Not just anyone can show his or her work in the gallery. Silverman vets each artist in advance. “To hear people’s ideas and talk to them about things they want to do is interesting,” he said, adding that typically he seeks artists who have been working in their chosen medium for 15-20 years. He admits that the hardest part of the job is diplomatically turning down those whose work doesn’t meet the gallery standard. “We’re not looking for amateurs,” he said.
In the early days, Silverman had his doubts about whether his concept would take root.
“I wasn’t immediately sure whether students appreciated it,” he said, but after getting some direct feedback, as well as overhearing some of their discussions about the exhibits, he was convinced that students were paying attention and the exhibits were a valuable addition.
There has been a learning curve along the way — early on, when Silverman used fishing line to suspend the works, hanging the shows took a couple of days.
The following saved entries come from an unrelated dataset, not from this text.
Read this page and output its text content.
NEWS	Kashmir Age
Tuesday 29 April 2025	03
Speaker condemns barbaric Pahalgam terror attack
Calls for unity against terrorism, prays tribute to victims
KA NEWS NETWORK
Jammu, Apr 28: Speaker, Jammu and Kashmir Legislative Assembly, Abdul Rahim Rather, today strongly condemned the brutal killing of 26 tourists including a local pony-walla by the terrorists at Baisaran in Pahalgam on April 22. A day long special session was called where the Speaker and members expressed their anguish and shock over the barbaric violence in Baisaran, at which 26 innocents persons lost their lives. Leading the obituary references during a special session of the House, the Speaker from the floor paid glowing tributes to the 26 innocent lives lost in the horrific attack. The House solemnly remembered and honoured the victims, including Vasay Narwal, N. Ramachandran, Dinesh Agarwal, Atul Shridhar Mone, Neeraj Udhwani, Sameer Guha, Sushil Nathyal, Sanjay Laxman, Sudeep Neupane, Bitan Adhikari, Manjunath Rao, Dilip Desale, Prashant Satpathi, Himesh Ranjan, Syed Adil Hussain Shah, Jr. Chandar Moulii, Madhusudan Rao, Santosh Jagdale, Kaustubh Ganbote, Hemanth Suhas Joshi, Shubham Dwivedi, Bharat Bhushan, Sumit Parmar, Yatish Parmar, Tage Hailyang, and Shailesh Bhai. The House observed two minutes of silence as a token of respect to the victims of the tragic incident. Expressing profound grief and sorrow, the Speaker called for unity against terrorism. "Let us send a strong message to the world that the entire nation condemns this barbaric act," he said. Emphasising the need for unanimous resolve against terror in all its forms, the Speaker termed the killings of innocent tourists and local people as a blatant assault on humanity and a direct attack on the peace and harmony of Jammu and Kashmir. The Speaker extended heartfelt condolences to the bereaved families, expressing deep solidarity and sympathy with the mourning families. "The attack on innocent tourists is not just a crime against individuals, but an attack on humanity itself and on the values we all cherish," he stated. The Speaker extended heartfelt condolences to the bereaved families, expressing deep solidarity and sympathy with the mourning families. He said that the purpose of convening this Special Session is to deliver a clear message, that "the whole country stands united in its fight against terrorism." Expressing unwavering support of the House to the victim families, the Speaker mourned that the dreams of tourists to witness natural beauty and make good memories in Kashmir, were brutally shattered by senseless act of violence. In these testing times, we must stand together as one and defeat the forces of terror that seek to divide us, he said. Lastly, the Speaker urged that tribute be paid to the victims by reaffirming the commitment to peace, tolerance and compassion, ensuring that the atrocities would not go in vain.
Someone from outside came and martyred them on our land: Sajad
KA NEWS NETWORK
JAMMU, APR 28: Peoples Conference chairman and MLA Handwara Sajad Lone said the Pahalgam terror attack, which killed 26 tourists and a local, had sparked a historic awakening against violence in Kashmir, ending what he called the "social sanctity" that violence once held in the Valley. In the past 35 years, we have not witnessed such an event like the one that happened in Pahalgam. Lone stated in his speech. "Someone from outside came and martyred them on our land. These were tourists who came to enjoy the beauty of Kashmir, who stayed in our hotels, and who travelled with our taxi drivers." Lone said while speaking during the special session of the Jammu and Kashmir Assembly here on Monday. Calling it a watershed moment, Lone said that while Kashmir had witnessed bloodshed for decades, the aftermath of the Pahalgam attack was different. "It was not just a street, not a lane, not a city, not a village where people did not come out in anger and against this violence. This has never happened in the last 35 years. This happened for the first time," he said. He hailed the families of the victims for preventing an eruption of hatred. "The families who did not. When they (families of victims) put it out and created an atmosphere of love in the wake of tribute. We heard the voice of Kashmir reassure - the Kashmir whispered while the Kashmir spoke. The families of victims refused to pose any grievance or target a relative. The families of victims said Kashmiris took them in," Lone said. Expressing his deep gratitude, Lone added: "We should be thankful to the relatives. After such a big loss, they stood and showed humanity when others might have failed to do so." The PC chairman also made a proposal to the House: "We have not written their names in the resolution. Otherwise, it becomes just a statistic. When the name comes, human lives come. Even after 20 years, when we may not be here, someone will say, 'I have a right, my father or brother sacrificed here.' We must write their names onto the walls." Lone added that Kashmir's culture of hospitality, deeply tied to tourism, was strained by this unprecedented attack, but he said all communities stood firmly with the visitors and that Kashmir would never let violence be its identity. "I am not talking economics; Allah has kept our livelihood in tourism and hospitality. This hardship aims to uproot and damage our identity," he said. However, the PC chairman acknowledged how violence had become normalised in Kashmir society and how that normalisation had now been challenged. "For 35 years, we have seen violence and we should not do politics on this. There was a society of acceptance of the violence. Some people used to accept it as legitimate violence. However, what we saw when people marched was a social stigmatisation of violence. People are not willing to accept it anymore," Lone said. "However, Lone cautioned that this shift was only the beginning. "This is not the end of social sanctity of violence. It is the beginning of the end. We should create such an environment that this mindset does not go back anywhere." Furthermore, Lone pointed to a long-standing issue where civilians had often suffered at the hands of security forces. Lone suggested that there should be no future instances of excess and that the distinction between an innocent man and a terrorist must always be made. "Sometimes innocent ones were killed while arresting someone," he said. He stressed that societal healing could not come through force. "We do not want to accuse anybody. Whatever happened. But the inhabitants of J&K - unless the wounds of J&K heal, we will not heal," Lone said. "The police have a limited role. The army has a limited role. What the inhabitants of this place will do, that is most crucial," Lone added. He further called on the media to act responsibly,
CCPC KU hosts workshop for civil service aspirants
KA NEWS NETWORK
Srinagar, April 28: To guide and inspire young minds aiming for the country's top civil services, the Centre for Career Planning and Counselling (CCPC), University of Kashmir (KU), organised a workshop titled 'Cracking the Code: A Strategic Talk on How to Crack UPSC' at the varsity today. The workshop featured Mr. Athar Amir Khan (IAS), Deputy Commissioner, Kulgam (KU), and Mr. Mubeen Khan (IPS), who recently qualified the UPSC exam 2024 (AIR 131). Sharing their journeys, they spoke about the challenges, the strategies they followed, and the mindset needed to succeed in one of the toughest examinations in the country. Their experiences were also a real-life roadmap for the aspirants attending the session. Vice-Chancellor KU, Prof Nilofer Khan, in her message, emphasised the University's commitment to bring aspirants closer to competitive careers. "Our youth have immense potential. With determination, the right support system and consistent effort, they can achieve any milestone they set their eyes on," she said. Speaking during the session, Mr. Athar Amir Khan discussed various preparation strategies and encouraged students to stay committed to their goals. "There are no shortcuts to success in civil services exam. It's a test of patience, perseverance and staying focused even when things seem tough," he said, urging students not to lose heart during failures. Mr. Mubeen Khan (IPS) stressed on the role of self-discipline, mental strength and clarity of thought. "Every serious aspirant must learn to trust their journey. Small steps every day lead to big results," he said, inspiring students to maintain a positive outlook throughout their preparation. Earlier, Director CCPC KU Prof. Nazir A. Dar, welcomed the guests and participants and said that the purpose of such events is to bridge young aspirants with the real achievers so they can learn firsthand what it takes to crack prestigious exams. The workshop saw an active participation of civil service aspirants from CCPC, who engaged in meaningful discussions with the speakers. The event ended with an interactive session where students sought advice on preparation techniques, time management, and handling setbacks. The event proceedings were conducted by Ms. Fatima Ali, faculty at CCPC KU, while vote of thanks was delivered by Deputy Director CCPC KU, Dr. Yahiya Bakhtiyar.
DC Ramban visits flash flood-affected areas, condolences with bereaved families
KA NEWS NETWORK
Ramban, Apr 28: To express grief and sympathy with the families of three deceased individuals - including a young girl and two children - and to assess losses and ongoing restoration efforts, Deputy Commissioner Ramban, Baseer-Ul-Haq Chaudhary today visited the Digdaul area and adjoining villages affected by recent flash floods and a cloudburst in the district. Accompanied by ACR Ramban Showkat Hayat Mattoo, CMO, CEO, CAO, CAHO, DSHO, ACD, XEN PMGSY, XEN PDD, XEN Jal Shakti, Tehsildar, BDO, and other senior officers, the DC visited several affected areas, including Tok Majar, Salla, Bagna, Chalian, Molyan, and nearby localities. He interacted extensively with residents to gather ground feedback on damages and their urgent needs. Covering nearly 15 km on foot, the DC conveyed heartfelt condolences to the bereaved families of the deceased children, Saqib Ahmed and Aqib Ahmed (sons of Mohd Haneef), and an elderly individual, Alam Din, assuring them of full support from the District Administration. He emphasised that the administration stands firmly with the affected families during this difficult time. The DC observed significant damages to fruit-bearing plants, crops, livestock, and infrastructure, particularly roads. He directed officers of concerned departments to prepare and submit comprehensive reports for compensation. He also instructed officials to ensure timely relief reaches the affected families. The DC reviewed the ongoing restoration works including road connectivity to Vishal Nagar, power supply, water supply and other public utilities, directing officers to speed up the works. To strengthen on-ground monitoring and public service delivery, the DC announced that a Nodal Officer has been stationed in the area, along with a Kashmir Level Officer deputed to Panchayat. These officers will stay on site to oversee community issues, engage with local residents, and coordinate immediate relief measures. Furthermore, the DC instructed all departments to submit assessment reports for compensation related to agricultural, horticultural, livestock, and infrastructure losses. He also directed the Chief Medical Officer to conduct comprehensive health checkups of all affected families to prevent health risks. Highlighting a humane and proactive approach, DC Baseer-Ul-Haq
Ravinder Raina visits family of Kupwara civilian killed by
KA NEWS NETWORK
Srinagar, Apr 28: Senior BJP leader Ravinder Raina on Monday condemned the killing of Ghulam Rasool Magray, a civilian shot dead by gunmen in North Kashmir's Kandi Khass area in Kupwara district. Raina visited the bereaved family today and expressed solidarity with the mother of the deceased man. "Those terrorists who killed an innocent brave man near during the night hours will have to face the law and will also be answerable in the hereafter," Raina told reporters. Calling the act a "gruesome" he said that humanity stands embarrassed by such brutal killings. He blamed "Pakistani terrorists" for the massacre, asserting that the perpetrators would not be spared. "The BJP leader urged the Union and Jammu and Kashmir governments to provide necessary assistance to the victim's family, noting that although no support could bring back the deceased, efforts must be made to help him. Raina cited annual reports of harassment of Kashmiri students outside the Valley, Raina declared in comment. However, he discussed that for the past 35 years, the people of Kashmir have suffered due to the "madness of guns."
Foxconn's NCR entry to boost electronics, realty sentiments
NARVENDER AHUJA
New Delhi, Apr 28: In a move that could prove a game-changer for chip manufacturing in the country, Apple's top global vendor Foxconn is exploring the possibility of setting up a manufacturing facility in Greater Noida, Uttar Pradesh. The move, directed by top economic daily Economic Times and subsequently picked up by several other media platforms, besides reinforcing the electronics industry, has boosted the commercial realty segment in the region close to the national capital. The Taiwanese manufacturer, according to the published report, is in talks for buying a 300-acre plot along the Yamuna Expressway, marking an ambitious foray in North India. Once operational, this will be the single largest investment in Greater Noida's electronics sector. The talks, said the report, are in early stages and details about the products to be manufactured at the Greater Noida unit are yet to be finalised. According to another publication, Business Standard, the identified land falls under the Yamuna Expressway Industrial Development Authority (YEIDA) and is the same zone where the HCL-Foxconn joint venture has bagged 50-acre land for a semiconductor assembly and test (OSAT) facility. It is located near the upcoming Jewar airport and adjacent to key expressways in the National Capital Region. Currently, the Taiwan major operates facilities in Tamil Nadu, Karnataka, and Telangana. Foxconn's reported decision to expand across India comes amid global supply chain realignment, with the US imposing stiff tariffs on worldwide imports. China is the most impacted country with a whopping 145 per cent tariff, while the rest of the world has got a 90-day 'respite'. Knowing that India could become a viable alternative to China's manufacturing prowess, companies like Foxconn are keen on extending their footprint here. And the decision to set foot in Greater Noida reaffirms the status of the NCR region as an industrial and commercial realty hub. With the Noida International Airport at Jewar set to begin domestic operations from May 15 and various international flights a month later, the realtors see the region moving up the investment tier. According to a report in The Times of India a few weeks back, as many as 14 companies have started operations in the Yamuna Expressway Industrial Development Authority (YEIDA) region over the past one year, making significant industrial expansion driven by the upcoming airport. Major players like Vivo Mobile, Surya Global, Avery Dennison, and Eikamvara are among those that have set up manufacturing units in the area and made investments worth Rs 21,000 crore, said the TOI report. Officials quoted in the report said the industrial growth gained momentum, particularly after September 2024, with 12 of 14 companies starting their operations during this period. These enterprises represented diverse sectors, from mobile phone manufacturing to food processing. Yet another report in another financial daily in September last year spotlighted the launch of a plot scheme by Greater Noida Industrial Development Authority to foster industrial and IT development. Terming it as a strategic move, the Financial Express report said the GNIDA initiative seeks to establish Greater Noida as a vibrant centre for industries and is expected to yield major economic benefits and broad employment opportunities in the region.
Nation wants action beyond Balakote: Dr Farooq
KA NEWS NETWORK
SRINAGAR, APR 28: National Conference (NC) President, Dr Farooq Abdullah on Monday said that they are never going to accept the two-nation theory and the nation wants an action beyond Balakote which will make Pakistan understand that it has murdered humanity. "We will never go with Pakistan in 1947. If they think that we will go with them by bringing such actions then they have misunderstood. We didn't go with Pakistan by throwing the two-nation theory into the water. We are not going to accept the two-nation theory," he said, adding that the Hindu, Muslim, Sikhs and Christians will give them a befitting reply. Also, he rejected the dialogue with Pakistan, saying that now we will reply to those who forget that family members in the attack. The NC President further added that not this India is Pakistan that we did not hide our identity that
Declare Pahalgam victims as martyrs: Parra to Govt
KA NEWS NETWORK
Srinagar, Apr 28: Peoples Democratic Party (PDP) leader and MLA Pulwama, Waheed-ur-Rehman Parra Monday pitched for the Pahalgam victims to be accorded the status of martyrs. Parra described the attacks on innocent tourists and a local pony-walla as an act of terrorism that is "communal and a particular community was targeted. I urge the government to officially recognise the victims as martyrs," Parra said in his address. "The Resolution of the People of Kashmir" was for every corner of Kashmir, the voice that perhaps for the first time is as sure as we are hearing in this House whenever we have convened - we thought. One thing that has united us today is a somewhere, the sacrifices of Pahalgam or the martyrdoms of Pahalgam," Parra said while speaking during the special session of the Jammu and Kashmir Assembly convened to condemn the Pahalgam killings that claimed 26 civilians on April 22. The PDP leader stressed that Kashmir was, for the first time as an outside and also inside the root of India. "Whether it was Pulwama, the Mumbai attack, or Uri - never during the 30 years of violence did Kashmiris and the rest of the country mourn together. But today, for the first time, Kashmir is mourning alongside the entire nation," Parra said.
And, having a gallery inside a library space presented some unique challenges. Once, Silverman recalled there was a painting so large that it had to be brought in on a rented truck. It barely fit into the Barco building’s elevator, squeezed in diagonally.
The gallery has come a long way from plain white walls and displays hung with fishing line.
A formal gallery space with new lighting and a professional hanging system was worked into the plans when the library was renovated in 2004, creating a more professional display area in the midst of the library’s law reference collection.
Gallery preparations take time, but Silverman and his assistant Helen Jarosz are accustomed to the routine: Press releases and invitations must be prepared and catering for the opening reception arranged. Information for insurance purposes must be gathered —the University insures the artwork and, fortunately, Silverman said, nothing untoward ever has happened to any of the exhibits.
The shows are hung two or three days prior to the opening night and the process typically takes an entire day.
Some artists come in well prepared, having measured the space and mapped where each work should go. Others simply show up and allow Silverman to decide.
Shows typically are booked at least a year in advance and opening receptions usually draw 50-200 people. Currently, Silverman has shows lined up through fall 2011.
“Most people want six months to prepare,” Silverman explained. Works need to be selected and framed, or prints of photographs made and matted. And some artists choose to create work specifically for their Barco gallery show, he said.
For the most recent show, “Spin Art Meets Photographic Art” by Michael Rosella, Silverman worked closely with the artist who, over the course of two years, shot photographs to accompany carnival-style spin art paintings.
The next exhibition, “Negotiable Ambivalence,” will feature paintings and drawings, some based on ancient Roman courthouse scenes, created for the gallery by Nationality Rooms tour coordinator Michael Walter. It opens Feb. 12 and runs through May 28.